The fuel that powered the West’s industrialisation is still the most popular fossil fuel: around 6.2 billion tonnes are consumed annually, 75% of which is burned to produce electricity. A little under half of the world’s power is made this way.
Global consumption increased by 4.5% in 2006, with most of that increased demand coming from the Asia–Pacific region, and principally China, which opens one new coal-fired power station roughly every 10 days.

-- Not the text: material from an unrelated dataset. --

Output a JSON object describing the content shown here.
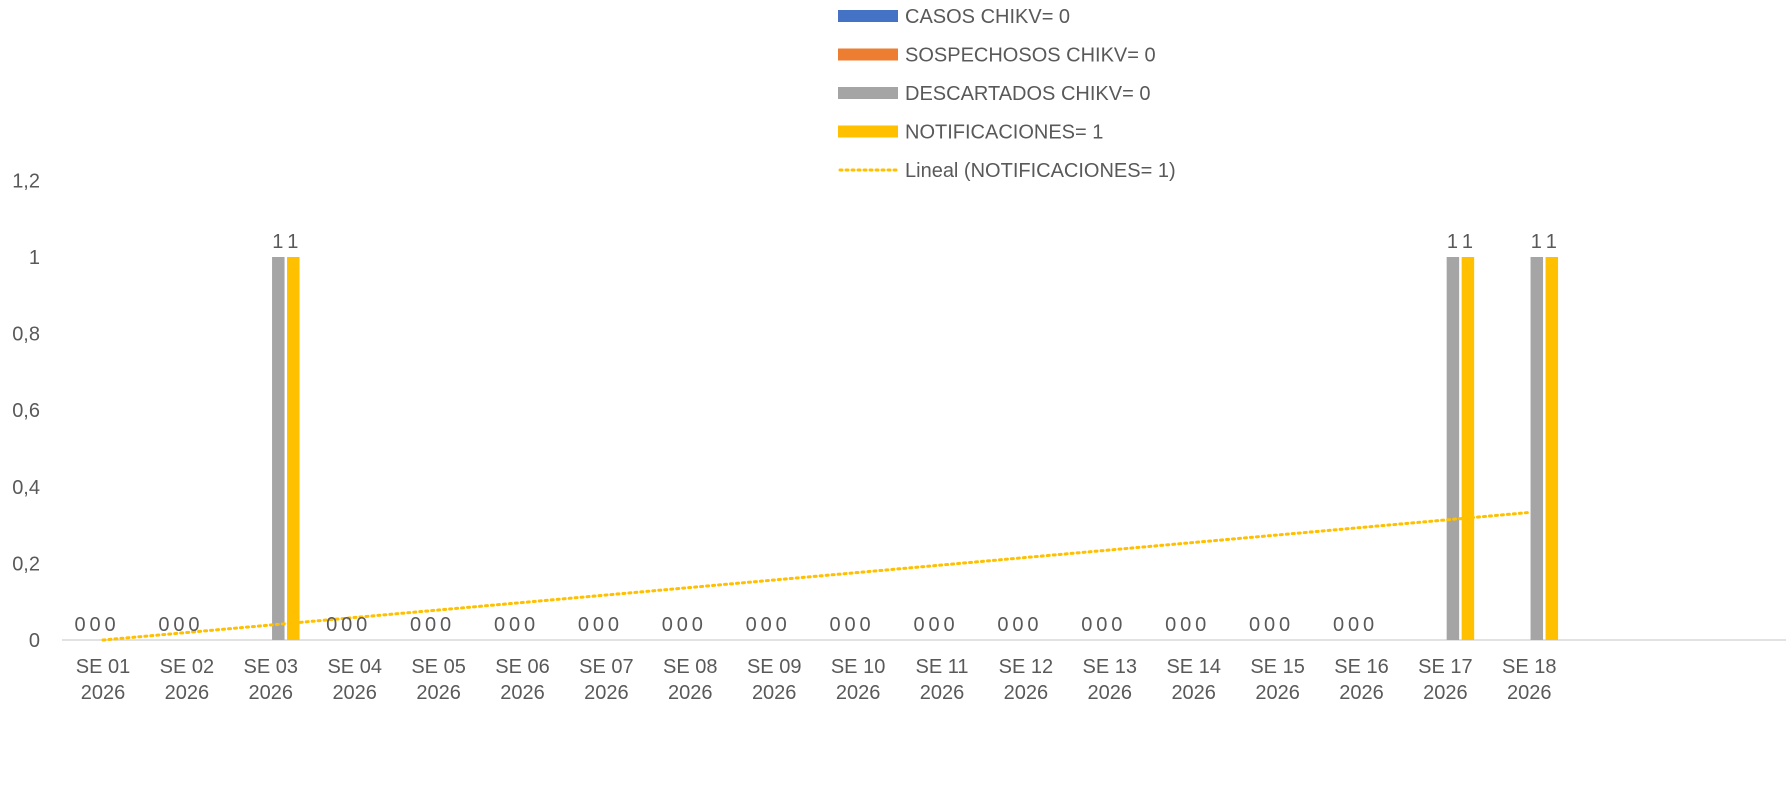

The 1990’s ‘dash for gas’ means that use of coal has fallen in the UK, although it has been rising again in recent years due to the increased gas prices. It now represents 17% of primary energy demand compared to 31% in 1990. However, new coal-fired power stations are planned, in part to help meet expectations of future electricity demand, so coal use may not decline much further. The challenge for engineers in this sector is to develop systems to capture and store the CO2 to greatly reduce coal power’s impact on the earth’s climate.
At current rates of use, total known coal reserves – including the most polluting and low energy types – may last another 300 years, but with gas and oil becoming increasingly scarce, and demand for coal going up, that figure may soon look grossly over-optimistic.
How Fossil Fuels Are Used
Coal, oil and gas powered power stations all work on similar principles: the fuel is burned to heat water, with the resulting steam being used to drive a turbine. Depending on the fuel and the particular technology being used, around 50-60% of the energy contained within the raw fuel going into a typical power station is lost in the form of waste heat emanating from the cooling towers.
More modern ‘combined heat and power (CHP) designs, capture and make good use of this heat, rising overall conversion efficiencies to 80% and more. There are currently around 1300 CHP sites in the UK, producing 6% of our electricity.
Gas is a cleaner fuel than coal and it provides the UK with about 40% of its primary energy. We are the world’s fourth largest producer, with more than 200 off-shore fields in production and reserves of c18 billion barrels of oil equivalent. However, rates of production are slowing and some estimate that this reserve will be gone by 2011 – forcing the UK to import all of its supplies.
The Middle East has the world’s largest proven reserves, at 73.47 trillion cubic metres or 40.5% of world supply. As well as being the second largest consumer of gas, Russia is also the second biggest exporter, supplying many European countries. The income from gas underpins a resurgent Russian economy and political confidence.
Oil is the fossil fuel most in the headlines, especially now as its price has more than doubled in the space of a year. Although factors such as war and commodity speculation are influencing that price, it is widely believed that oil production peaked at 82 million barrels per day in 2005.
Demand is growing at around 2% per year, suggesting that we will need an additional 50 million barrels per day by 2010. If oil production has peaked, though, that level of demand simply cannot be met, so prices are bound to stay high.